Неделя пролетела незаметно; как я и предсказал, я лишился приятной компании, но не дал себе времени горевать об этом. Мне ни разу не пришлось напоминать этому достойному человеку, что он должен хранить тайну. Малейшие мои сомнения на этот счет были бы сродни оскорблению.
Третьего июля Лоренцо велел ему приготовиться, чтобы выйти со звоном колокола Терца, который в этот месяц бьет в двенадцать часов. По этой причине он принес мне обед. Обеда аббата с лихвой хватило бы и на четверых, хотя сам он питался одним лишь супом, фруктами и выпивал стакан вина с Канарских островов. Что же до меня, то всю эту неделю я получал отменное угощение, чем доставлял радость моему другу, восхищавшемуся моим здоровым аппетитом. Последние три часа мы провели в изъявлениях самой преданной дружбы. Пришел Лоренцо и увел его, оставив мою камеру открытой; это заставило меня предположить, что он скоро вернется. Он появился через четверть часа, унес все пожитки этого приятнейшего человека и запер меня. Весь день я грустил, бездельничал, даже не мог читать. Назавтра Лоренцо принес мне отчет о тратах за июнь и сразу подобрел, когда я сказал, что оставшиеся несколько цехинов я дарю его жене. Я не стал уточнять, что это плата за лампу, но, возможно, он и сам так подумал.

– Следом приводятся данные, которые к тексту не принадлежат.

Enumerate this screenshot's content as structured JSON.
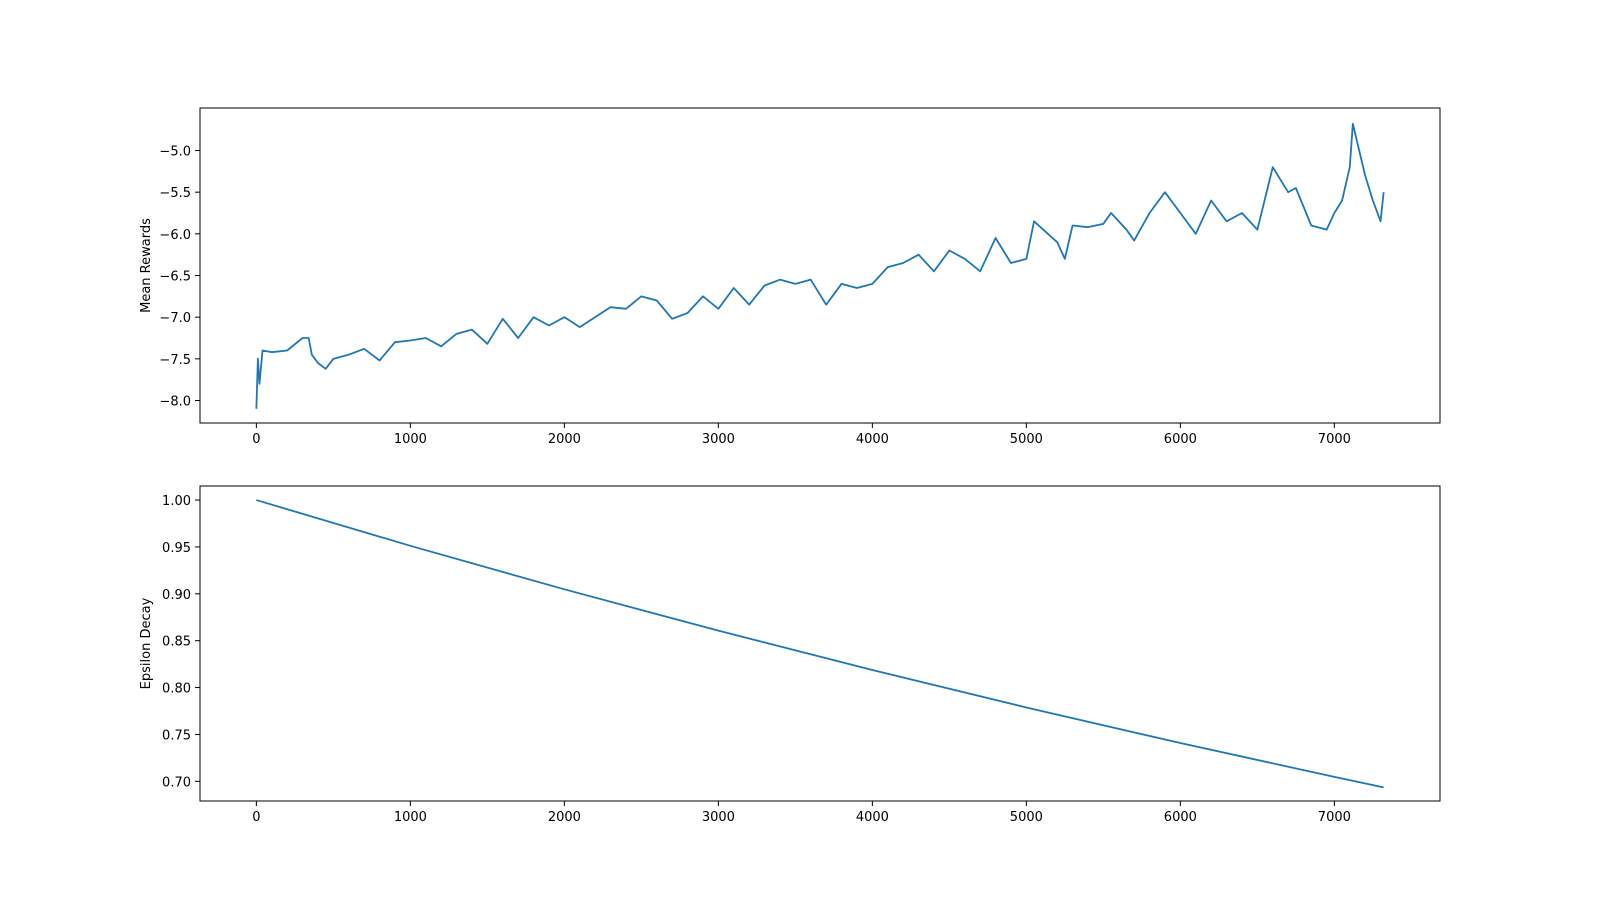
{
  "chart_data": [
    {
      "type": "line",
      "ylabel": "Mean Rewards",
      "color": "#1f77b4",
      "x": [
        0,
        10,
        20,
        40,
        100,
        200,
        300,
        340,
        360,
        400,
        450,
        500,
        600,
        700,
        800,
        900,
        1000,
        1100,
        1200,
        1300,
        1400,
        1500,
        1600,
        1700,
        1800,
        1900,
        2000,
        2100,
        2200,
        2300,
        2400,
        2500,
        2600,
        2700,
        2800,
        2900,
        3000,
        3100,
        3200,
        3300,
        3400,
        3500,
        3600,
        3700,
        3800,
        3900,
        4000,
        4100,
        4200,
        4300,
        4400,
        4500,
        4600,
        4700,
        4800,
        4900,
        5000,
        5050,
        5200,
        5250,
        5300,
        5400,
        5500,
        5550,
        5650,
        5700,
        5800,
        5900,
        6000,
        6100,
        6200,
        6300,
        6400,
        6500,
        6600,
        6700,
        6750,
        6850,
        6950,
        7000,
        7050,
        7100,
        7120,
        7200,
        7250,
        7300,
        7320
      ],
      "values": [
        -8.1,
        -7.5,
        -7.8,
        -7.4,
        -7.42,
        -7.4,
        -7.25,
        -7.25,
        -7.45,
        -7.55,
        -7.62,
        -7.5,
        -7.45,
        -7.38,
        -7.52,
        -7.3,
        -7.28,
        -7.25,
        -7.35,
        -7.2,
        -7.15,
        -7.32,
        -7.02,
        -7.25,
        -7.0,
        -7.1,
        -7.0,
        -7.12,
        -7.0,
        -6.88,
        -6.9,
        -6.75,
        -6.8,
        -7.02,
        -6.95,
        -6.75,
        -6.9,
        -6.65,
        -6.85,
        -6.62,
        -6.55,
        -6.6,
        -6.55,
        -6.85,
        -6.6,
        -6.65,
        -6.6,
        -6.4,
        -6.35,
        -6.25,
        -6.45,
        -6.2,
        -6.3,
        -6.45,
        -6.05,
        -6.35,
        -6.3,
        -5.85,
        -6.1,
        -6.3,
        -5.9,
        -5.92,
        -5.88,
        -5.75,
        -5.95,
        -6.08,
        -5.75,
        -5.5,
        -5.75,
        -6.0,
        -5.6,
        -5.85,
        -5.75,
        -5.95,
        -5.2,
        -5.5,
        -5.45,
        -5.9,
        -5.95,
        -5.75,
        -5.6,
        -5.2,
        -4.68,
        -5.3,
        -5.6,
        -5.85,
        -5.5
      ],
      "xlim": [
        -366,
        7686
      ],
      "xticks": [
        0,
        1000,
        2000,
        3000,
        4000,
        5000,
        6000,
        7000
      ],
      "ylim": [
        -8.27,
        -4.49
      ],
      "yticks": [
        {
          "value": -8.0,
          "label": "−8.0"
        },
        {
          "value": -7.5,
          "label": "−7.5"
        },
        {
          "value": -7.0,
          "label": "−7.0"
        },
        {
          "value": -6.5,
          "label": "−6.5"
        },
        {
          "value": -6.0,
          "label": "−6.0"
        },
        {
          "value": -5.5,
          "label": "−5.5"
        },
        {
          "value": -5.0,
          "label": "−5.0"
        }
      ]
    },
    {
      "type": "line",
      "ylabel": "Epsilon Decay",
      "color": "#1f77b4",
      "x": [
        0,
        1000,
        2000,
        3000,
        4000,
        5000,
        6000,
        7000,
        7320
      ],
      "values": [
        1.0,
        0.9512,
        0.9048,
        0.8607,
        0.8187,
        0.7788,
        0.7408,
        0.7047,
        0.6935
      ],
      "xlim": [
        -366,
        7686
      ],
      "xticks": [
        0,
        1000,
        2000,
        3000,
        4000,
        5000,
        6000,
        7000
      ],
      "ylim": [
        0.679,
        1.015
      ],
      "yticks": [
        {
          "value": 0.7,
          "label": "0.70"
        },
        {
          "value": 0.75,
          "label": "0.75"
        },
        {
          "value": 0.8,
          "label": "0.80"
        },
        {
          "value": 0.85,
          "label": "0.85"
        },
        {
          "value": 0.9,
          "label": "0.90"
        },
        {
          "value": 0.95,
          "label": "0.95"
        },
        {
          "value": 1.0,
          "label": "1.00"
        }
      ]
    }
  ]
}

Полностью отдавшись работе, я трудился без отдыха семь недель, и никто не мешал мне; двадцать третьего августа я наконец увидел свое творение завершенным. Причина этой неспешности была самой банальной. С огромными предосторожностями выдалбливая последнюю доску, чтобы сделать ее как можно тоньше, я источил ее почти до основания и прильнул глазом к крохотной дырочке, через которую должен был увидеть залу, и, разумеется, увидел ее, но одновременно разглядел совсем близко от этой дырочки размером не больше капли воска идущую перпендикулярно к доске деревянную поверхность толщиной в восемь дюймов. Именно этого я и опасался: то была одна из балок, поддерживающих потолок. Это вынуждало увеличить проделанное отверстие с противоположной стороны балки, поскольку она настолько сужала проход, что со своим немалым ростом я никогда бы не смог через него пролезть. Пришлось расширить отверстие еще на четверть: я по-прежнему боялся, что расстояние между двумя балками будет слишком узким. Увеличив дыру, я посмотрел во вторую проделанную мной крохотную дырочку, чтобы увидеть результат своего труда, который, хвала Господу, теперь был полностью завершен. Заткнул маленькие дырочки, чтобы опилки случайно не насыпались через них в зал инквизиторов и чтобы никто не заметил луча от моей лампы; пройди он через эти отверстия, это также могло бы выдать мой замысел.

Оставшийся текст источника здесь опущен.